Dopo aver adescato bambini anche di dieci anni su "Fortnite" – uno dei videogame più popolari tra gli adolescenti – inviava loro immagini pedopornografiche e successivamente, dopo averli persuasi che quello fosse un comportamento normale, chiedeva loro di farsi foto e video dello stesso tenore e di inviarglieli via Whatsapp, Tik-Tok o Instagram. Nei guai è finito un ragazzo di 17 anni finito al centro di un'inchiesta iniziata a luglio e condotta dagli agenti del commissariato di Rivoli (Torino) con l'aiuto del compartimento della polizia postale del Piemonte e del Veneto. L'inchiesta è stata poi coordinata dalla Procura per il Tribunale dei minorenni di Torino.

L'operazione è stata chiamata non a caso Fortnite, dal nome del videogame utilizzato per l'adescamento: le indagini ai primi di luglio si sono concentrate su un 17enne che, a partire dal primo "lockdown", aveva usato la piattaforma Fortnite per entrare in contatto con bambini di poco più di 10 anni e carpirne la fiducia, spostando la comunicazione su altri social network, quali Tik tok, Instagram  e Whatsapp. Una volta entrato nelle loro vite, il giovane pian piano induceva i bambini a ricevere passivamente immagini di natura pedopornografica e, in un momento successivo, a produrre foto e video nelle loro camerette e spesso dietro compenso economico, elargito sotto forma di ricariche telefoniche  e soldi contanti.

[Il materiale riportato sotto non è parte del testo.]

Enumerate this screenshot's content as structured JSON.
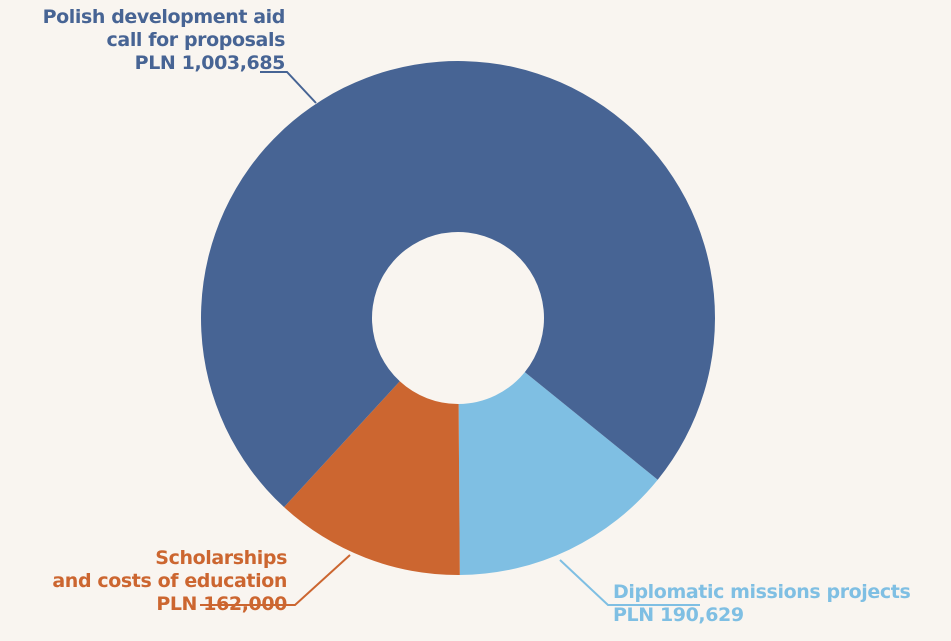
{
  "chart_data": {
    "type": "pie",
    "donut": true,
    "currency": "PLN",
    "slices": [
      {
        "label_lines": [
          "Polish development aid",
          "call for proposals"
        ],
        "value_text": "PLN 1,003,685",
        "value": 1003685,
        "color": "#476494"
      },
      {
        "label_lines": [
          "Diplomatic missions projects"
        ],
        "value_text": "PLN 190,629",
        "value": 190629,
        "color": "#7fbfe3"
      },
      {
        "label_lines": [
          "Scholarships",
          "and costs of education"
        ],
        "value_text": "PLN 162,000",
        "value": 162000,
        "color": "#cc6630"
      }
    ],
    "background": "#f9f5f0"
  }
}
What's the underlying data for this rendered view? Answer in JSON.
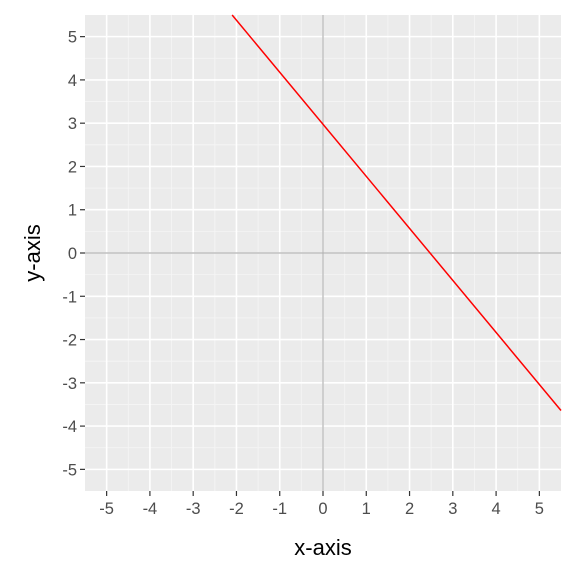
{
  "chart_data": {
    "type": "line",
    "title": "",
    "xlabel": "x-axis",
    "ylabel": "y-axis",
    "xlim": [
      -5.5,
      5.5
    ],
    "ylim": [
      -5.5,
      5.5
    ],
    "x_ticks": [
      -5,
      -4,
      -3,
      -2,
      -1,
      0,
      1,
      2,
      3,
      4,
      5
    ],
    "y_ticks": [
      -5,
      -4,
      -3,
      -2,
      -1,
      0,
      1,
      2,
      3,
      4,
      5
    ],
    "x_tick_labels": [
      "-5",
      "-4",
      "-3",
      "-2",
      "-1",
      "0",
      "1",
      "2",
      "3",
      "4",
      "5"
    ],
    "y_tick_labels": [
      "-5",
      "-4",
      "-3",
      "-2",
      "-1",
      "0",
      "1",
      "2",
      "3",
      "4",
      "5"
    ],
    "grid": true,
    "reference_lines": {
      "x": 0,
      "y": 0
    },
    "series": [
      {
        "x": [
          -2.1,
          5.5
        ],
        "y": [
          5.5,
          -3.64
        ],
        "color": "#ff0000"
      }
    ],
    "colors": {
      "panel_bg": "#ebebeb",
      "grid_major": "#ffffff",
      "grid_minor": "#f5f5f5",
      "reference_line": "#b3b3b3",
      "tick": "#333333"
    }
  }
}
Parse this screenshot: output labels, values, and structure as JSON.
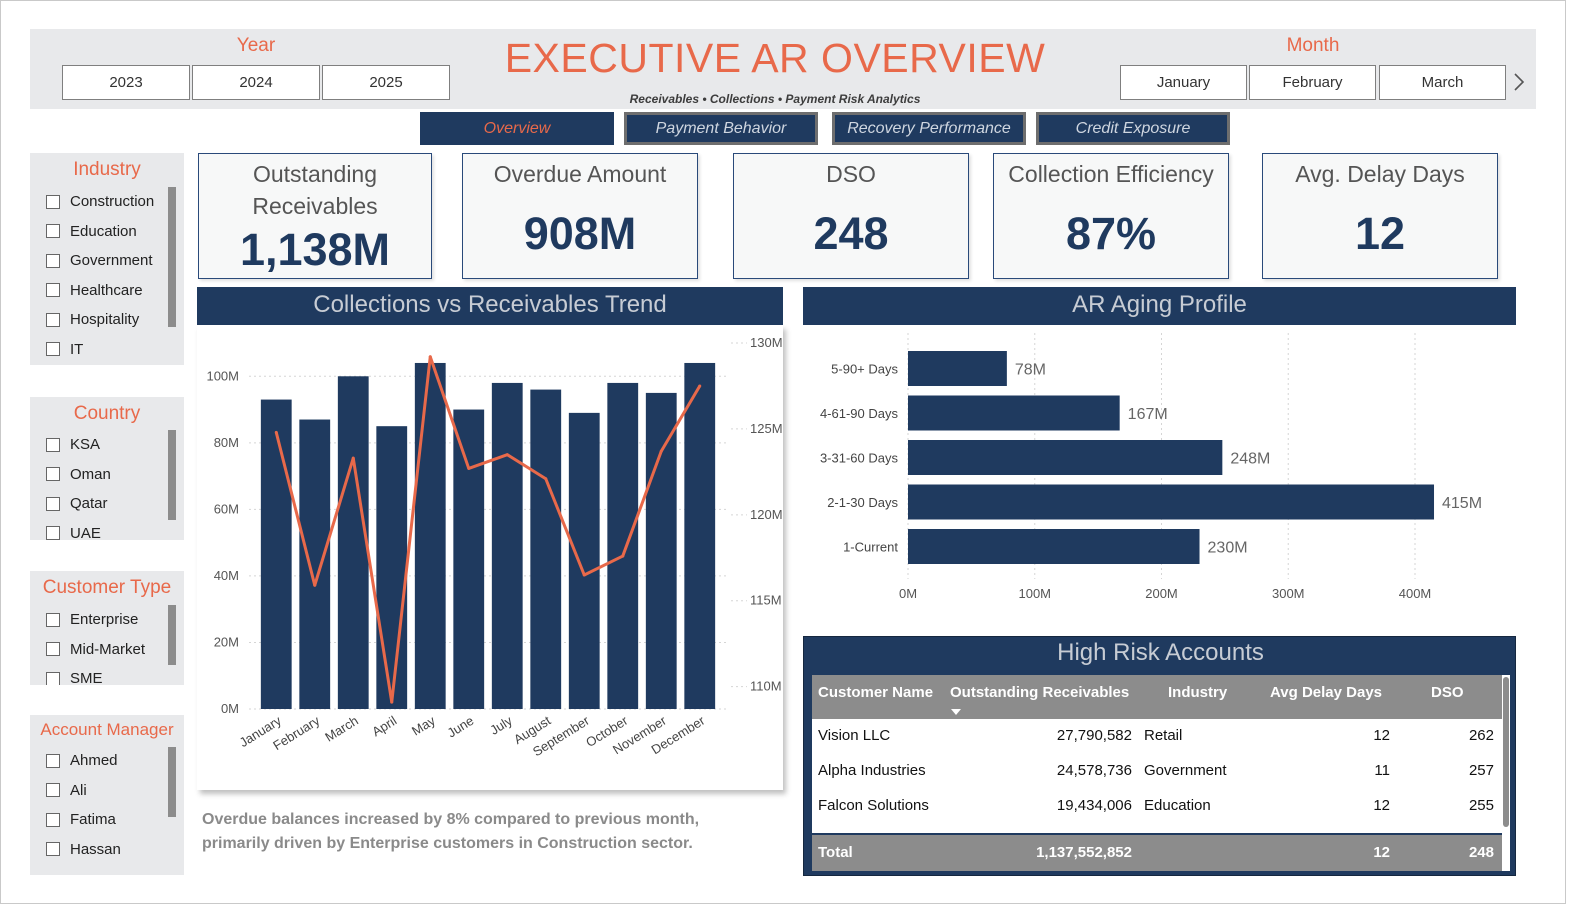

L'adescamento dei bambini avveniva sempre nello stesso modo: l'adolescente si presentava prima come "amico" e semplice compagno di giochi, poi, in un momento successivo, inviava foto pedopornografiche e ne chiedeva altre in cambio, spesso anche sotto minaccia. I genitori dei bimbi coinvolti erano inconsapevoli di quanto accadeva da mesi nelle camerette dei loro figli, isolati a causa del lockdown. A scoprire tutto è stata però la mamma di un bambino di 10 anni che, dopo aver controllato lo smartphone del figlio, ha letto una frase sospetta e poi, aprendo una chat, l'incredibile conversazione in corso con il 17enne corredata da foto e video. La donna si è quindi rivolta al commissariato di Rivoli ed ha sporto denuncia.